The merger between Burger King and Tim Horton's has produced such a flood of melodramatic hyperventilating among the pearl-clutching pundits north of the border that one would think the Dominion was in grave danger unprecedented since the damned Yankees crossed the Niagara River at Queenston Heights in 1812. Judging by all the press, a double-double and a donut should be engraved on the back of the twenty dollar bill.
The craziest nonsense so far has come, predictably, from the NDP's industry critic Peggy Nash, who solemnly intoned on Monday that "we want to make sure those jobs are protected as well as ensure that the Tim Hortons brand and the Tim Hortons experience continue to be part of our Canadian society". Wait - we're still talking about donut shops, right? The "Tim Horton's experience" is a vital element of Canadian society that must be protected by the federal government? I suppose we could make sure that the nation's strategic reserves of coffee and Timbits are guaranteed in perpetuity by nationalizing the whole chain and turning it over to Parks Canada which would run "Tim Horton's Experience" historic sites across the land, in both official languages of course. Then we could sleep soundly at night. And by the way, isn't this the same Peggy Nash who complained earlier this year that the Conservatives' job strategy was woefully inadequate because "too many of the jobs being created are low-paying and part-time", kind of like the jobs at oh, I don't know, Tim Horton's?
That's OK, I thought - this kind of over-reaction is limited to socialist MPs and CBC reporters. The average Canadian blue-collar Timmy's customer probably doesn't care one way or another.
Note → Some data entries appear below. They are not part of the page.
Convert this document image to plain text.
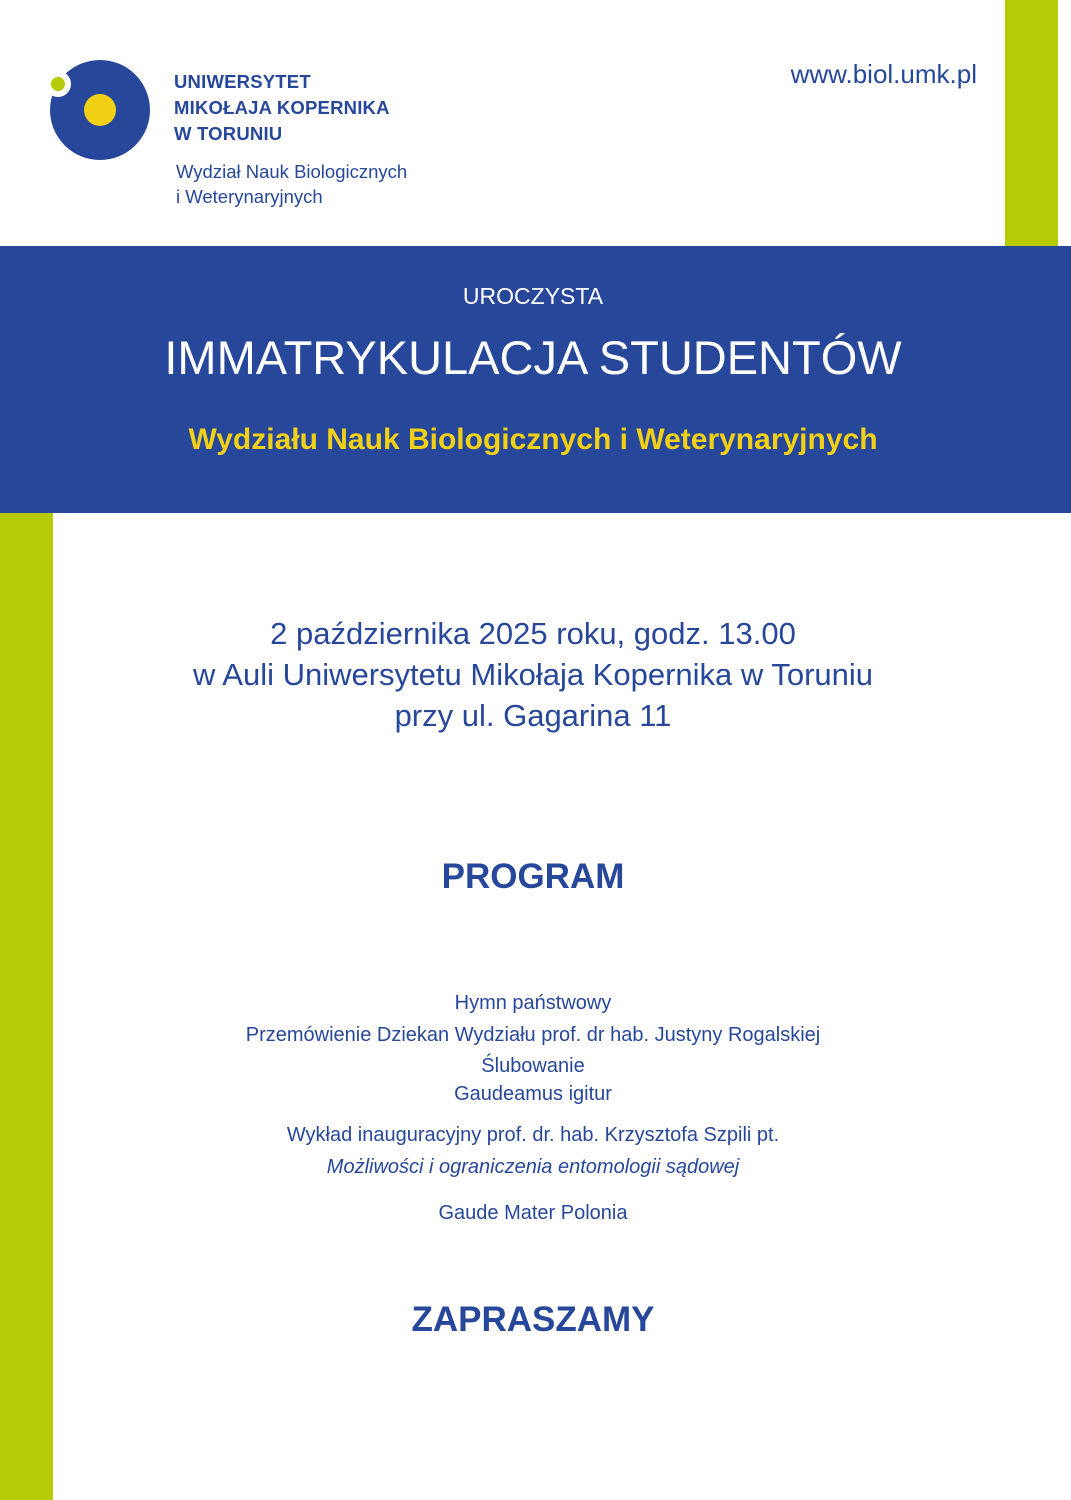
UNIWERSYTET
MIKOŁAJA KOPERNIKA
W TORUNIU
Wydział Nauk Biologicznych
i Weterynaryjnych
www.biol.umk.pl
UROCZYSTA
IMMATRYKULACJA STUDENTÓW
Wydziału Nauk Biologicznych i Weterynaryjnych
2 października 2025 roku, godz. 13.00
w Auli Uniwersytetu Mikołaja Kopernika w Toruniu
przy ul. Gagarina 11
PROGRAM
Hymn państwowy
Przemówienie Dziekan Wydziału prof. dr hab. Justyny Rogalskiej
Ślubowanie
Gaudeamus igitur
Wykład inauguracyjny prof. dr. hab. Krzysztofa Szpili pt.
Możliwości i ograniczenia entomologii sądowej
Gaude Mater Polonia
ZAPRASZAMY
That was until I had breakfast in an Ottawa diner on Tuesday morning, and my companion innocently asked the waitress what she thought of the merger. "I'm totally against it" she replied."I don't approve of American companies coming up here taking over Canadian businesses." When I pointed out that the newly merged company would in fact be a Canadian company with its headquarters in Canada, she seemed surprised to hear that. She rallied with the emphatic statement that "the Americans are just coming up here to take advantage of our low taxes." I wager that such an astonishing phrase has never been uttered in this country before this week. After a moment of surprised silence, I replied that this indeed was a good thing, since Burger King would be paying corporate taxes as a Canadian company, just like Tim Horton's already does. She didn't agree, and replied that it just wasn't right that a company should want to pay lower taxes, and she didn't want companies like that up here. Now that's a true Canadian sentiment if I ever heard one.
The hysterical over-reaction to the Burger King-Tim Horton's merger is embarrassing. Only an immature and insecure country would link its national identity to a chain of donut shops and worry that a strategic merger with an American hamburger company is a threat to our cultural sovereignty. It's time we grew up.